Most of us thought that cancer is not transmissible. However, there are some exceptions such as a species of shellfish which was recently discovered to carry a type of cancer that is somehow transmitted from a specimen to another.
Until now, scientists observed the sexually transmitted venereal tumors in dogs and the facial tumors of Tasmanian devils. Cancer discovered in shellfish is the third exception ever recorded in history.
Stephen Goff, the scientist from Columbia University Medical Center, found last year a rare type of cancer which was established as transmissible. This kind of disease is very much like leukemia and was observed in soft shell clams from the water of the Atlantic coast.
This contagious type of cancer has spread among many shellfish specimens. After analyzing the possible causes of this plague, Goff came to the conclusion that the malignant cells are carried by the water until they find a host which they infest.
In other words, this disease is not only transmissible among the specimens of a single species but also from one species to another. After collecting samples of tumor cells DNA from carpet shell clams, cockles, and mussels around the coasts of Spain and Canada, Goff and his team learned something interesting.
The DNA of the tumor cells and the DNA of their host were different this time despite the fact that tumor cells and their host usually have the same DNA, making them hard to identify.
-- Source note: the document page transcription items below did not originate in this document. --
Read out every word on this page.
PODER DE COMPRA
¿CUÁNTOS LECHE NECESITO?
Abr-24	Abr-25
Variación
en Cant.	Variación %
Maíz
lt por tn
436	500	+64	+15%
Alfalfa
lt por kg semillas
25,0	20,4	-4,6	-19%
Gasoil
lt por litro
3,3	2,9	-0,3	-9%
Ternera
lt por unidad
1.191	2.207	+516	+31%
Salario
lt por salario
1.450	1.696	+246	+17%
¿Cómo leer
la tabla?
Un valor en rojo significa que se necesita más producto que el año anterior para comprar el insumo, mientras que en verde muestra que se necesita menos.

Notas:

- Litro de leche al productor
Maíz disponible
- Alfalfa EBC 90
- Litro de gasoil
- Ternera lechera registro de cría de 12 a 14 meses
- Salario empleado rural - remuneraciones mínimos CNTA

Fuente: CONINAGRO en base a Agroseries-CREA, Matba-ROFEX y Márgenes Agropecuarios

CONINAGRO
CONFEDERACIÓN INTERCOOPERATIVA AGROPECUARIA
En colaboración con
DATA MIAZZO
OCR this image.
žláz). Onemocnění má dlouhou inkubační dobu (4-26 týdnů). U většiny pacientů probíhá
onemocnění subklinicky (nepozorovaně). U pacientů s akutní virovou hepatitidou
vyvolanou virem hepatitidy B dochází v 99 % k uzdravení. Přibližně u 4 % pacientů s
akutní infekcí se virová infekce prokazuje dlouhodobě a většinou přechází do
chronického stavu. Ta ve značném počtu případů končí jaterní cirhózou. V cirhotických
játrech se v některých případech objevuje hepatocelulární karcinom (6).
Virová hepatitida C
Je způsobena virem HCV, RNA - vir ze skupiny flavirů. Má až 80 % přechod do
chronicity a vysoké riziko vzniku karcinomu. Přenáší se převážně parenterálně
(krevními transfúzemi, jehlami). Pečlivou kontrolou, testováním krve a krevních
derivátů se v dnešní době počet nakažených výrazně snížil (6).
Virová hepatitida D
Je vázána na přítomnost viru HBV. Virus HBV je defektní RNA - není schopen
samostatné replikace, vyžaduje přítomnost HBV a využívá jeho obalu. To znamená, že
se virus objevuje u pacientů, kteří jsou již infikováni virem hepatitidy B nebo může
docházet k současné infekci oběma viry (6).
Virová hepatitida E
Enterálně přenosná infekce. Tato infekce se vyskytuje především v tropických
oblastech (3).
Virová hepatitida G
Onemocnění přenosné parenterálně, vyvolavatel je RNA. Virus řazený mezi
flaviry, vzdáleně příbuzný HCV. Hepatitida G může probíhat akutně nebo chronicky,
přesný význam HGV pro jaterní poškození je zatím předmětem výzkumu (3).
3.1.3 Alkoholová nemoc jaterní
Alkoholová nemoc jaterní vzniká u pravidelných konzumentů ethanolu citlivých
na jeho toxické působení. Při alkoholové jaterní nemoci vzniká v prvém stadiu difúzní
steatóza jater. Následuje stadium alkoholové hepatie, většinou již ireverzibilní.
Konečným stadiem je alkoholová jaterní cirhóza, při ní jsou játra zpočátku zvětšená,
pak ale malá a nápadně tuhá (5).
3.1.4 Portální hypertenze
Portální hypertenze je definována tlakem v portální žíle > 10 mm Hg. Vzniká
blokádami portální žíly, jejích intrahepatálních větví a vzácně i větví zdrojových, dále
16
In other words, this distinct type of DNA was present in every sample, just like a contagious disease.
Thanks to the fact that researchers learned the pattern of the tumor cells, they investigated the DNA and found out that it was present in other species as well. This means that this deadly cancer was transmitted between many species.
Furthermore, scientists believe that when shellfish die or defecate, the malignant cells reach the water, and they are carried by it until they find another host. They can survive in the water up to a couple of hours until they are consumed by another clam, cockle, or mussel.
Nevertheless, Goff stated that it was good news that they found out about this contagious type of cancer. Now, they can further investigate the problem in order to find the best strategy to prevent it from spreading to other species of fish and even humans.